Tribunal Administratif de Nantes — Décision N° TA44-2113801

mercredi 12 février 2025

JuridictionTribunal Administratif de Nantes
SectionTribunal Administratif de Nantes
N° DossierTA44-2113801
TypeOrdonnance
RecoursExcès de pouvoir
Avocat requérantCABINET COUDRAY

Résumé IA

Le Tribunal administratif de Nantes a été saisi par la SCI De Pruniers et plusieurs particuliers d’un recours en excès de pouvoir contre une délibération du conseil municipal de Bouchemaine du 7 octobre 2021 approuvant la création de la zone d’aménagement concertée des Reinettes. Par un mémoire du 20 décembre 2024, les requérants ont déclaré se désister purement et simplement de leur requête et de toute action future ayant le même objet. Par ordonnance du 12 février 2025, la présidente du tribunal a donné acte de ce désistement sur le fondement de l’article R. 222-1 du code de justice administrative et a rejeté les conclusions de la commune et de la société Alter Public tendant à l’application de l’article L. 761-1 du même code.

Texte intégral

Vu la procédure suivante :

Par une requête et un mémoire, enregistrés le 7 décembre 2021 et le 17 mars 2023, la société civile immobilière (SCI) De Pruniers, représentée par M. A O et en dernier lieu par M. M R, ès qualité de liquidateur judiciaire, M. J E, Mme K G, Mme I E, M. Q H, Mme P D, Mme P H, Mme L B, Mme F C, M. N C, représentés par le cabinet Coudray, avocat, demandent au tribunal :

1°) d'annuler la délibération du 7 octobre 2021 par laquelle le conseil municipal de la commune de Bouchemaine a approuvé le dossier de création et la création de la zone d'aménagement concertée des Reinettes ;

2°) de mettre à la charge de la commune de Bouchemaine la somme de 3 000 euros au titre de l'article L. 761-1 du code de justice administrative.

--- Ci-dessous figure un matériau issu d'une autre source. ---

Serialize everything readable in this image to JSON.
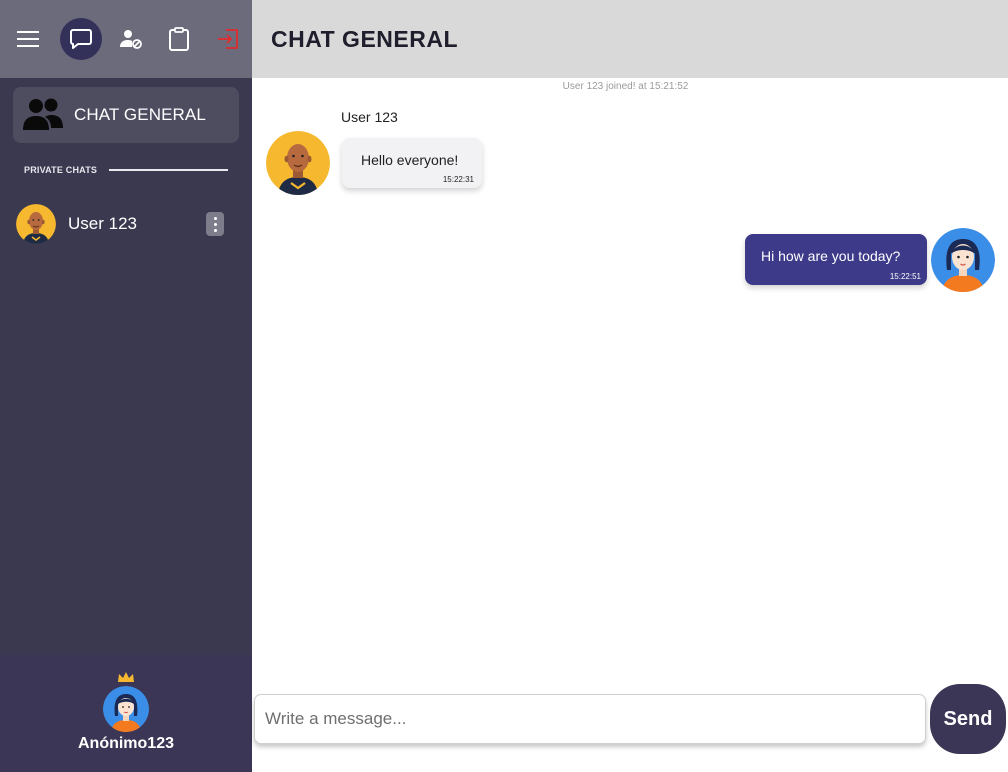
{
  "colors": {
    "sidebar_bg": "#3a3950",
    "sidebar_top_bg": "#6b6b7c",
    "accent": "#3d3a8a",
    "footer_bg": "#3b3656",
    "header_bg": "#d9d9d9",
    "logout_icon": "#e22b2b"
  },
  "toolbar": {
    "icons": [
      "menu-icon",
      "chat-icon",
      "user-block-icon",
      "clipboard-icon",
      "logout-icon"
    ],
    "active": "chat-icon"
  },
  "sidebar": {
    "general_chat_label": "CHAT GENERAL",
    "private_chats_label": "PRIVATE CHATS",
    "private_chats": [
      {
        "name": "User 123"
      }
    ]
  },
  "profile": {
    "name": "Anónimo123"
  },
  "chat": {
    "title": "CHAT GENERAL",
    "system_message": "User 123 joined! at 15:21:52",
    "messages": [
      {
        "sender": "User 123",
        "text": "Hello everyone!",
        "time": "15:22:31"
      },
      {
        "sender": "",
        "text": "Hi how are you today?",
        "time": "15:22:51"
      }
    ]
  },
  "composer": {
    "placeholder": "Write a message...",
    "send_label": "Send"
  }
}
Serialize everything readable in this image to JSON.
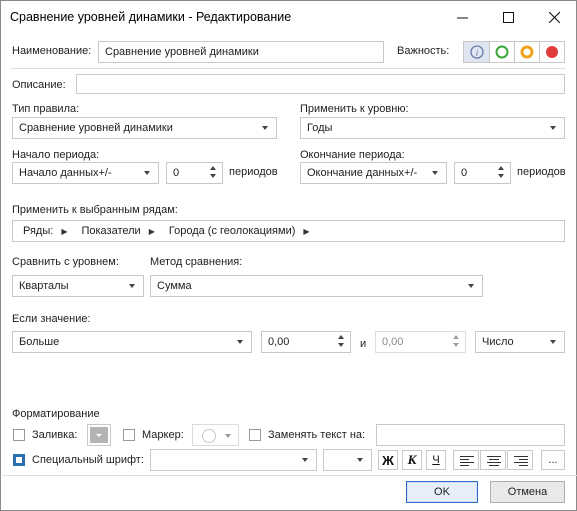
{
  "window": {
    "title": "Сравнение уровней динамики - Редактирование"
  },
  "name": {
    "label": "Наименование:",
    "value": "Сравнение уровней динамики"
  },
  "importance": {
    "label": "Важность:",
    "colors": {
      "info": "#6a7aa8",
      "low": "#3aa636",
      "medium": "#f0a11e",
      "high": "#e03b3b"
    }
  },
  "description": {
    "label": "Описание:",
    "value": ""
  },
  "rule_type": {
    "label": "Тип правила:",
    "value": "Сравнение уровней динамики"
  },
  "apply_level": {
    "label": "Применить к уровню:",
    "value": "Годы"
  },
  "period_start": {
    "label": "Начало периода:",
    "value": "Начало данных+/-",
    "count": "0",
    "unit": "периодов"
  },
  "period_end": {
    "label": "Окончание периода:",
    "value": "Окончание данных+/-",
    "count": "0",
    "unit": "периодов"
  },
  "apply_rows": {
    "label": "Применить к выбранным рядам:",
    "crumbs": [
      "Ряды:",
      "Показатели",
      "Города (с геолокациями)"
    ]
  },
  "compare": {
    "label": "Сравнить с уровнем:",
    "value": "Кварталы"
  },
  "method": {
    "label": "Метод сравнения:",
    "value": "Сумма"
  },
  "condition": {
    "label": "Если значение:",
    "operator": "Больше",
    "value1": "0,00",
    "and": "и",
    "value2": "0,00",
    "kind": "Число"
  },
  "formatting": {
    "label": "Форматирование",
    "fill_label": "Заливка:",
    "marker_label": "Маркер:",
    "replace_label": "Заменять текст на:",
    "replace_value": "",
    "font_label": "Специальный шрифт:",
    "bold": "Ж",
    "italic": "К",
    "underline": "Ч",
    "more": "..."
  },
  "buttons": {
    "ok": "OK",
    "cancel": "Отмена"
  }
}
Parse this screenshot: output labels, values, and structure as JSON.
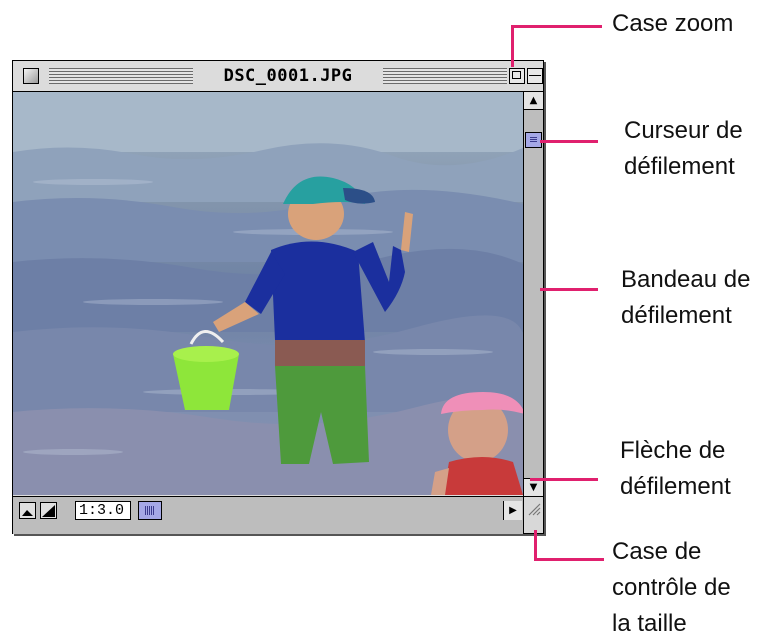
{
  "window": {
    "title": "DSC_0001.JPG",
    "zoom_level": "1:3.0"
  },
  "callouts": {
    "zoom_box": "Case zoom",
    "scroll_thumb": [
      "Curseur de",
      "défilement"
    ],
    "scroll_track": [
      "Bandeau de",
      "défilement"
    ],
    "scroll_arrow": [
      "Flèche de",
      "défilement"
    ],
    "size_box": [
      "Case de",
      "contrôle de",
      "la taille"
    ]
  },
  "colors": {
    "callout_line": "#e0206e",
    "scroll_thumb": "#a5a8e6"
  },
  "icons": {
    "close_box": "close-box-icon",
    "zoom_box": "zoom-box-icon",
    "collapse_box": "collapse-box-icon",
    "scroll_up": "arrow-up-icon",
    "scroll_down": "arrow-down-icon",
    "scroll_right": "arrow-right-icon",
    "size_box": "resize-grip-icon"
  }
}
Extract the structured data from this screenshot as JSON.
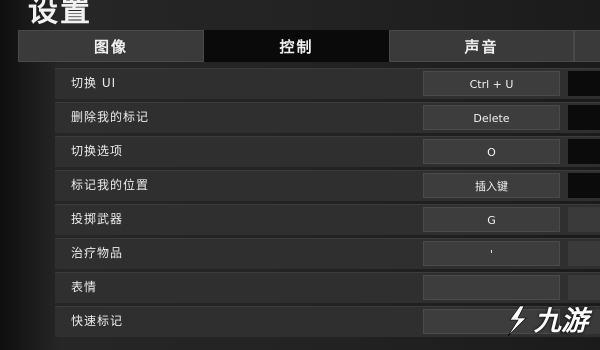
{
  "title": "设置",
  "tabs": [
    {
      "label": "图像",
      "active": false
    },
    {
      "label": "控制",
      "active": true
    },
    {
      "label": "声音",
      "active": false
    }
  ],
  "bindings": [
    {
      "label": "切换 UI",
      "key": "Ctrl + U"
    },
    {
      "label": "删除我的标记",
      "key": "Delete"
    },
    {
      "label": "切换选项",
      "key": "O"
    },
    {
      "label": "标记我的位置",
      "key": "插入键"
    },
    {
      "label": "投掷武器",
      "key": "G"
    },
    {
      "label": "治疗物品",
      "key": "'"
    },
    {
      "label": "表情",
      "key": ""
    },
    {
      "label": "快速标记",
      "key": ""
    }
  ],
  "watermark": {
    "text": "九游",
    "icon": "jiuyou-logo-icon"
  },
  "colors": {
    "active_tab": "#0a0a0a",
    "tab": "#3a3a3a",
    "row": "#2f2f2f"
  }
}
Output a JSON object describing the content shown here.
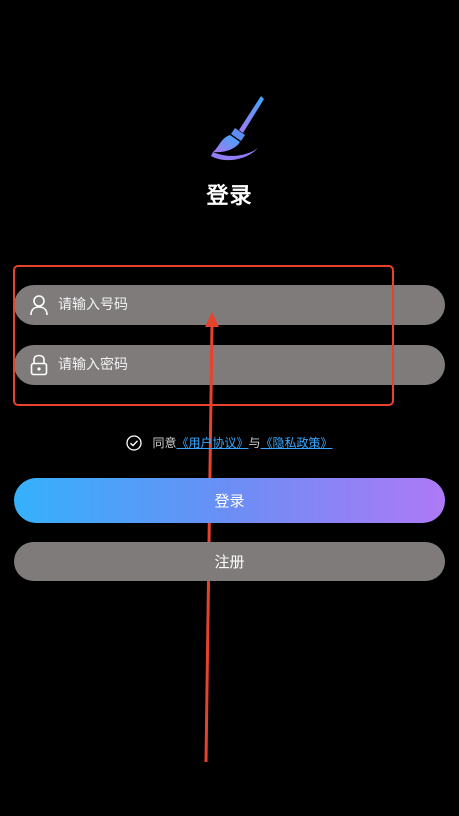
{
  "header": {
    "logo_icon": "paintbrush-icon",
    "title": "登录"
  },
  "form": {
    "phone": {
      "icon": "user-icon",
      "placeholder": "请输入号码",
      "value": ""
    },
    "password": {
      "icon": "lock-icon",
      "placeholder": "请输入密码",
      "value": ""
    }
  },
  "agreement": {
    "check_icon": "check-circle-icon",
    "prefix": "同意",
    "user_agreement": "《用户协议》",
    "conjunction": "与",
    "privacy_policy": "《隐私政策》"
  },
  "buttons": {
    "login": "登录",
    "register": "注册"
  },
  "colors": {
    "background": "#000000",
    "field": "#7f7b7b",
    "link": "#38a8ff",
    "gradient_start": "#35b1fb",
    "gradient_end": "#ae79f6",
    "annotation": "#e8412d"
  }
}
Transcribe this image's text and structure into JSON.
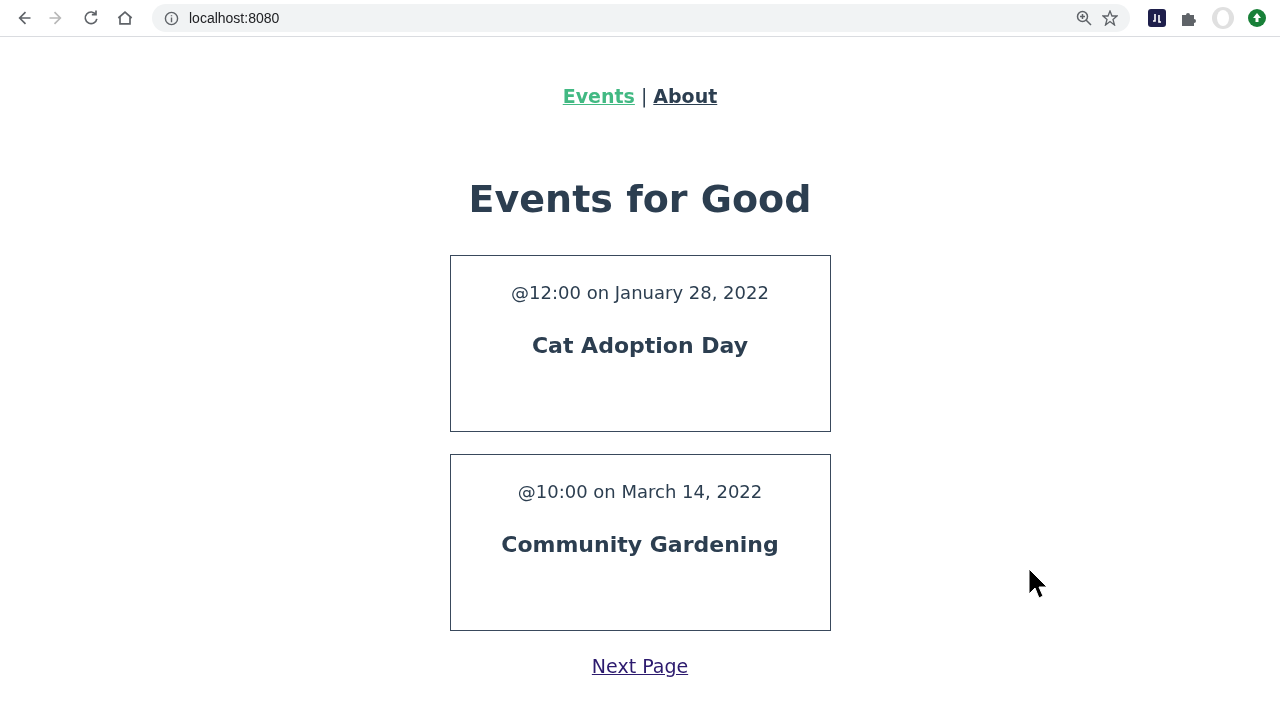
{
  "browser": {
    "nav_buttons": [
      {
        "kind": "back",
        "disabled": false
      },
      {
        "kind": "forward",
        "disabled": true
      },
      {
        "kind": "reload",
        "disabled": false
      },
      {
        "kind": "home",
        "disabled": false
      }
    ],
    "address": "localhost:8080"
  },
  "nav": {
    "links": [
      {
        "label": "Events",
        "selected": true
      },
      {
        "label": "About",
        "selected": false
      }
    ],
    "separator": "|"
  },
  "title": "Events for Good",
  "events": [
    {
      "when": "@12:00 on January 28, 2022",
      "name": "Cat Adoption Day"
    },
    {
      "when": "@10:00 on March 14, 2022",
      "name": "Community Gardening"
    }
  ],
  "next_link": "Next Page"
}
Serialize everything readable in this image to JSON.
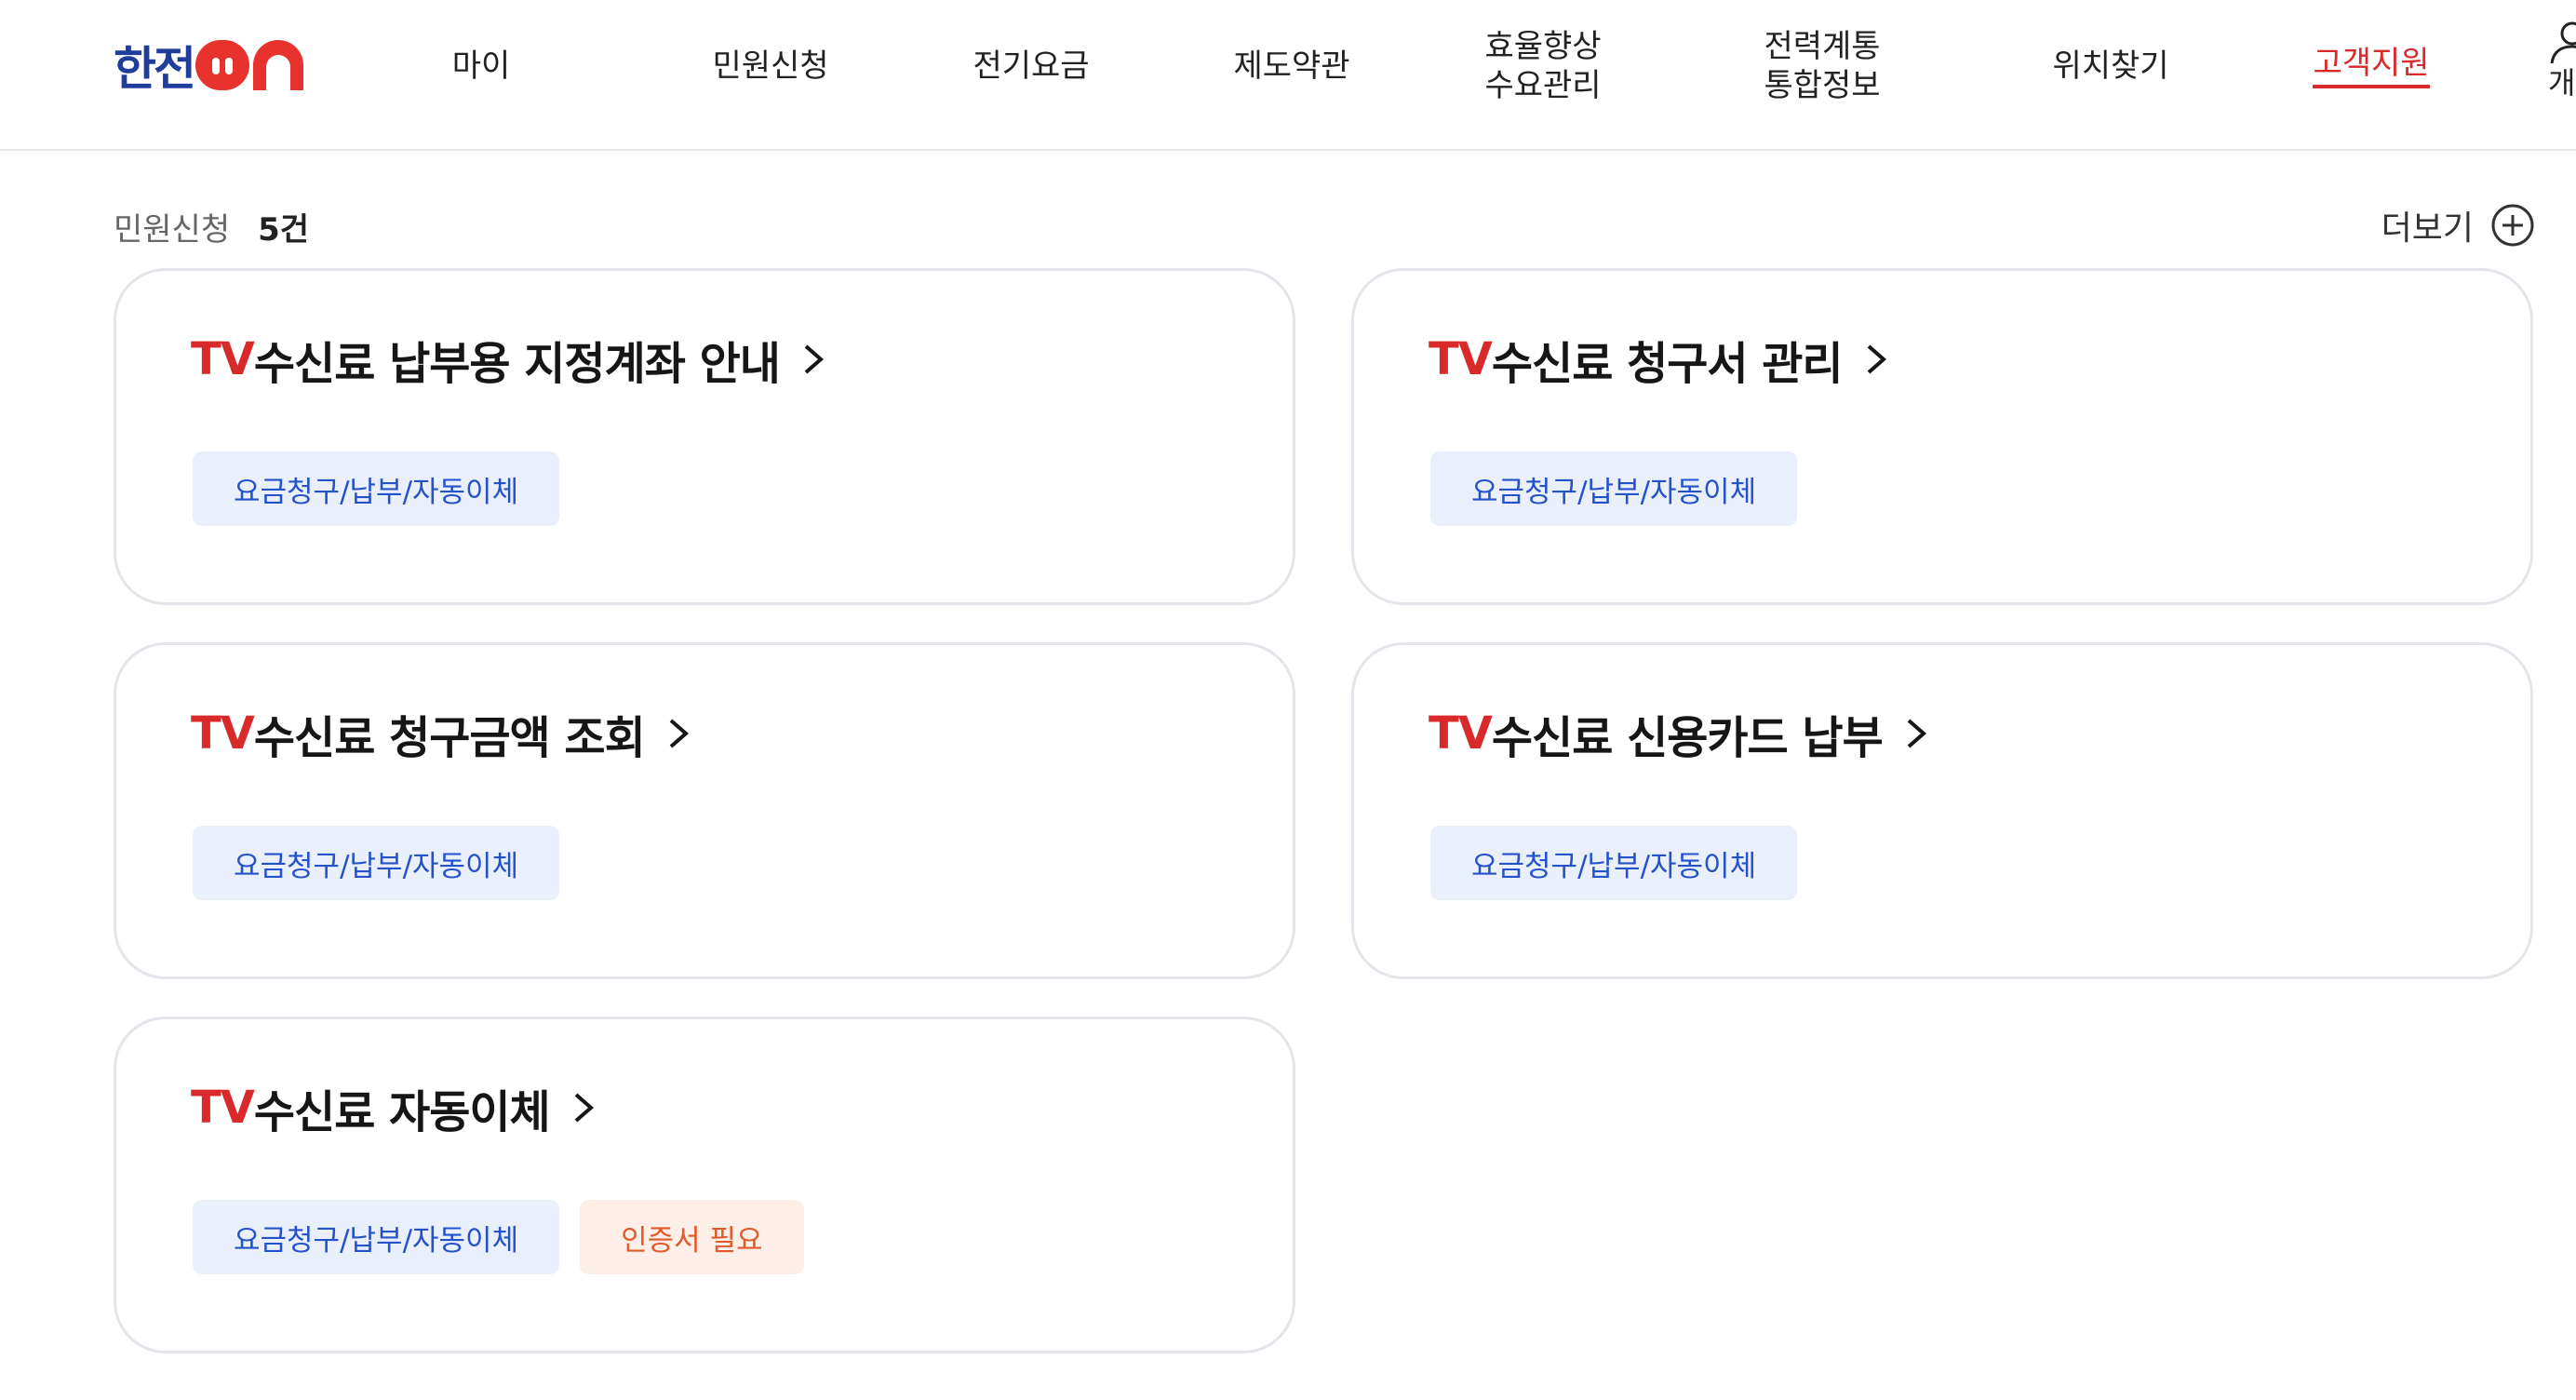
{
  "header": {
    "logo": "한전",
    "nav": [
      {
        "label": "마이"
      },
      {
        "label": "민원신청"
      },
      {
        "label": "전기요금"
      },
      {
        "label": "제도약관"
      },
      {
        "line1": "효율향상",
        "line2": "수요관리"
      },
      {
        "line1": "전력계통",
        "line2": "통합정보"
      },
      {
        "label": "위치찾기"
      },
      {
        "label": "고객지원"
      }
    ],
    "user_label": "개",
    "active_color": "#d82a2a",
    "logo_blue": "#1f3e9b",
    "logo_red": "#e8322e"
  },
  "section": {
    "label": "민원신청",
    "count": "5건",
    "more_label": "더보기"
  },
  "cards": [
    {
      "prefix": "TV",
      "title": "수신료 납부용 지정계좌 안내",
      "tags": [
        "요금청구/납부/자동이체"
      ]
    },
    {
      "prefix": "TV",
      "title": "수신료 청구서 관리",
      "tags": [
        "요금청구/납부/자동이체"
      ]
    },
    {
      "prefix": "TV",
      "title": "수신료 청구금액 조회",
      "tags": [
        "요금청구/납부/자동이체"
      ]
    },
    {
      "prefix": "TV",
      "title": "수신료 신용카드 납부",
      "tags": [
        "요금청구/납부/자동이체"
      ]
    },
    {
      "prefix": "TV",
      "title": "수신료 자동이체",
      "tags": [
        "요금청구/납부/자동이체",
        "인증서 필요"
      ]
    }
  ]
}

Par des mémoires en défense, enregistrés le 12 juillet 2022 et le 19 décembre 2024, la commune de Bouchemaine et la société Alter Public, représentées par Me Blin, concluent au rejet de la requête et à ce que soit mise à la charge des requérants la somme de 2 000 euros au titre de l'article L. 761-1 du code de justice administrative.

Par un mémoire enregistré le 20 décembre 2024, la SCI De Pruniers, représentée par M. R, liquidateur judiciaire, M. E, Mme G, Mme E, M. H, Mme D, Mme H, Mme B, Mme C et M. C déclarent se désister purement et simplement de leur requête et renoncer à toute action ayant le même objet.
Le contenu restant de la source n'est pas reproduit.